Spent the majority of Christmas day at church. Singing worship songs, kids performing Christmas story and songs, special music, challenging sermon, carols (viola and all), Father Christmas visit and dinner. Very sorry I didn't get pictures. Father Christmas and his wife came all the way from Botswana! Not sure too many Americans would spend 9 am to 3 pm at church on Christmas day, but I had a wonderful time.  They really made me feel like family.  Looks like I'll be joining the worship team weekly with my viola aka "violin."  Then I had a lovely dinner (always eating this time of year) with the McMillens and Christine with a time of prayer and reading the Luke's Christmas story from the Message.  

Before we set off for South Africa, I had an  exciting day at Liteta. This very dull looking picture has an intense story. In the middle is a broken piece of a sewing needle.
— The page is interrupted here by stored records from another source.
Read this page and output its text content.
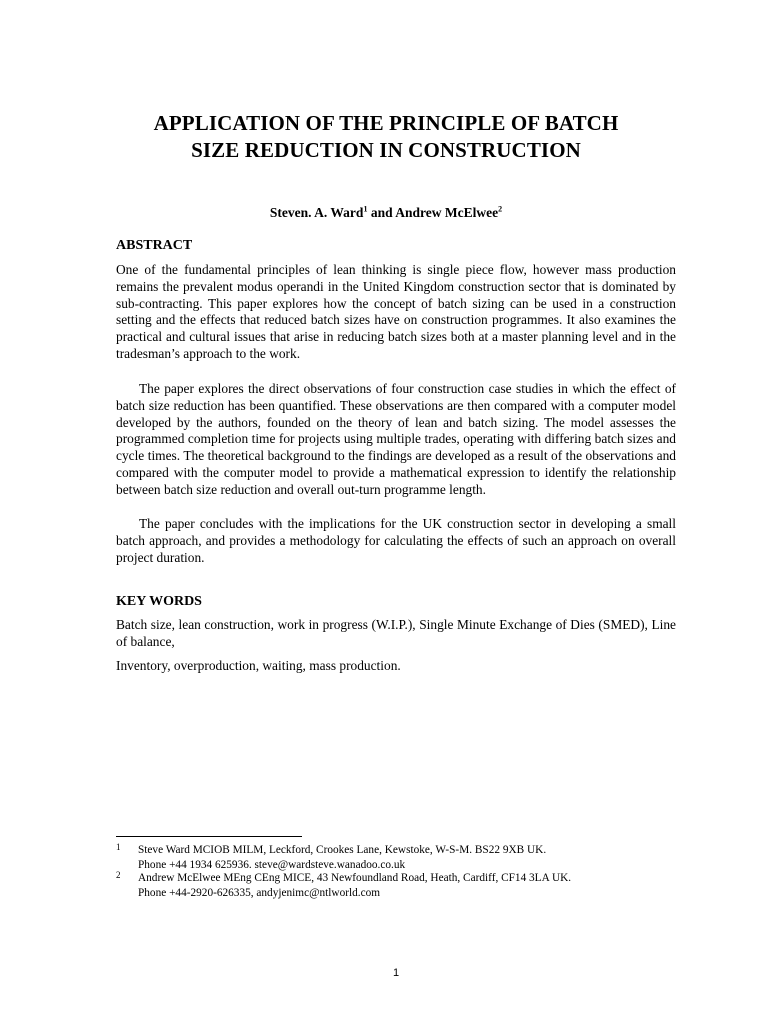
APPLICATION OF THE PRINCIPLE OF BATCH
SIZE REDUCTION IN CONSTRUCTION
Steven. A. Ward$^1$ and Andrew McElwee$^2$
ABSTRACT

One of the fundamental principles of lean thinking is single piece flow, however mass production remains the prevalent modus operandi in the United Kingdom construction sector that is dominated by sub-contracting. This paper explores how the concept of batch sizing can be used in a construction setting and the effects that reduced batch sizes have on construction programmes. It also examines the practical and cultural issues that arise in reducing batch sizes both at a master planning level and in the tradesman’s approach to the work.

The paper explores the direct observations of four construction case studies in which the effect of batch size reduction has been quantified. These observations are then compared with a computer model developed by the authors, founded on the theory of lean and batch sizing. The model assesses the programmed completion time for projects using multiple trades, operating with differing batch sizes and cycle times. The theoretical background to the findings are developed as a result of the observations and compared with the computer model to provide a mathematical expression to identify the relationship between batch size reduction and overall out-turn programme length.

The paper concludes with the implications for the UK construction sector in developing a small batch approach, and provides a methodology for calculating the effects of such an approach on overall project duration.

KEY WORDS

Batch size, lean construction, work in progress (W.I.P.), Single Minute Exchange of Dies (SMED), Line of balance,

Inventory, overproduction, waiting, mass production.

1 Steve Ward MCIOB MILM, Leckford, Crookes Lane, Kewstoke, W-S-M. BS22 9XB UK.
Phone +44 1934 625936. steve@wardsteve.wanadoo.co.uk
2 Andrew McElwee MEng CEng MICE, 43 Newfoundland Road, Heath, Cardiff, CF14 3LA UK.
Phone +44-2920-626335, andyjenimc@ntlworld.com
1
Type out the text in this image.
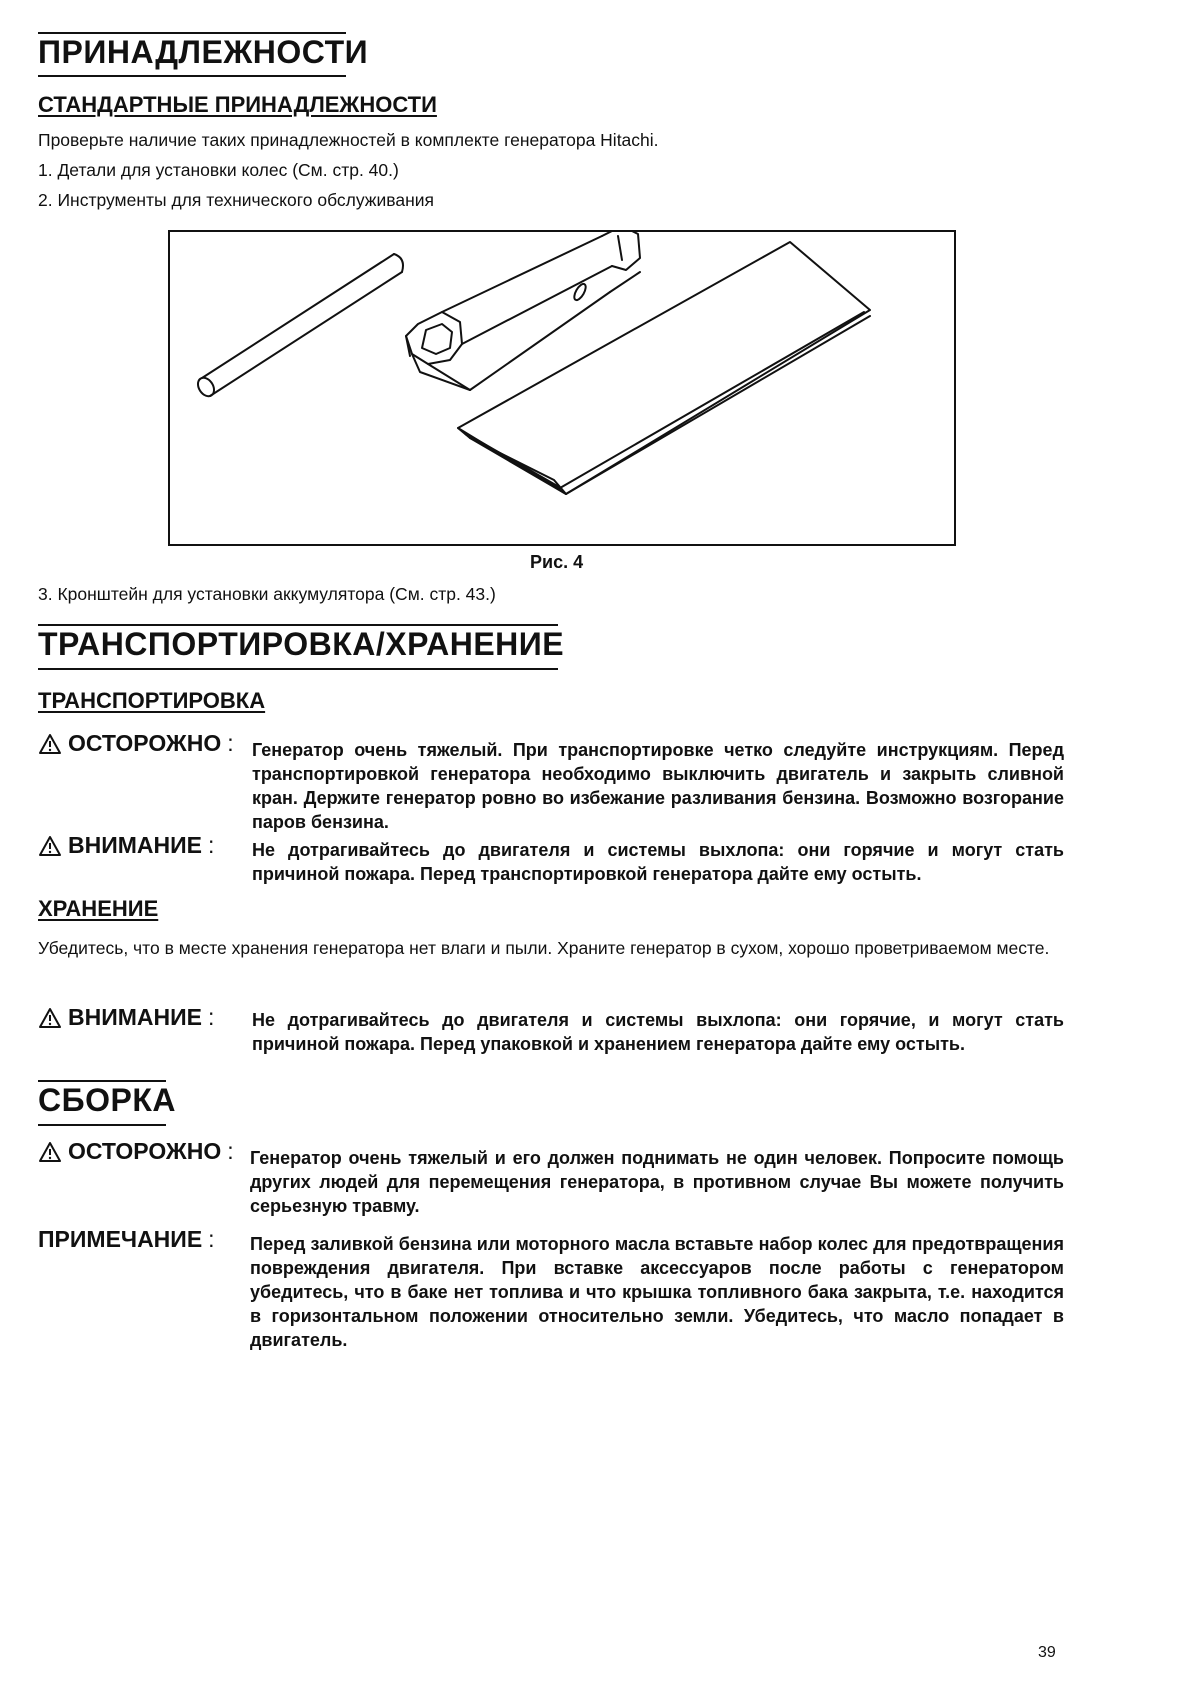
ПРИНАДЛЕЖНОСТИ
СТАНДАРТНЫЕ ПРИНАДЛЕЖНОСТИ
Проверьте наличие таких принадлежностей в комплекте генератора Hitachi.
1. Детали для установки колес (См. стр. 40.)
2. Инструменты для технического обслуживания
Рис. 4
3. Кронштейн для установки аккумулятора (См. стр. 43.)
ТРАНСПОРТИРОВКА/ХРАНЕНИЕ
ТРАНСПОРТИРОВКА
ОСТОРОЖНО : Генератор очень тяжелый. При транспортировке четко следуйте инструкциям. Перед транспортировкой генератора необходимо выключить двигатель и закрыть сливной кран. Держите генератор ровно во избежание разливания бензина. Возможно возгорание паров бензина.
ВНИМАНИЕ : Не дотрагивайтесь до двигателя и системы выхлопа: они горячие и могут стать причиной пожара. Перед транспортировкой генератора дайте ему остыть.
ХРАНЕНИЕ
Убедитесь, что в месте хранения генератора нет влаги и пыли. Храните генератор в сухом, хорошо проветриваемом месте.
ВНИМАНИЕ : Не дотрагивайтесь до двигателя и системы выхлопа: они горячие, и могут стать причиной пожара. Перед упаковкой и хранением генератора дайте ему остыть.
СБОРКА
ОСТОРОЖНО : Генератор очень тяжелый и его должен поднимать не один человек. Попросите помощь других людей для перемещения генератора, в противном случае Вы можете получить серьезную травму.
ПРИМЕЧАНИЕ : Перед заливкой бензина или моторного масла вставьте набор колес для предотвращения повреждения двигателя. При вставке аксессуаров после работы с генератором убедитесь, что в баке нет топлива и что крышка топливного бака закрыта, т.е. находится в горизонтальном положении относительно земли. Убедитесь, что масло попадает в двигатель.
39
The other instruments are what I used to get it out of a woman's wrist. It got there while she was washing her clothes. On xray the one end looked close to the surface and at the entrance on her wrist there was a small whitehead. Choices were sending her to a hospital an hour away or trying myself. I wish the lidocaine numbing medicine would have worked a little better but after 2 hours and the patient holding a light for me 1/2 the time, we had success! In the middle of it she told me she would give me a chicken if I got it out. By the end she said I needed to come to her home and she would give me a goat! I think I at least owe her a chicken pie lunch. She was incredible enduring the pain. We had a big hug at the end.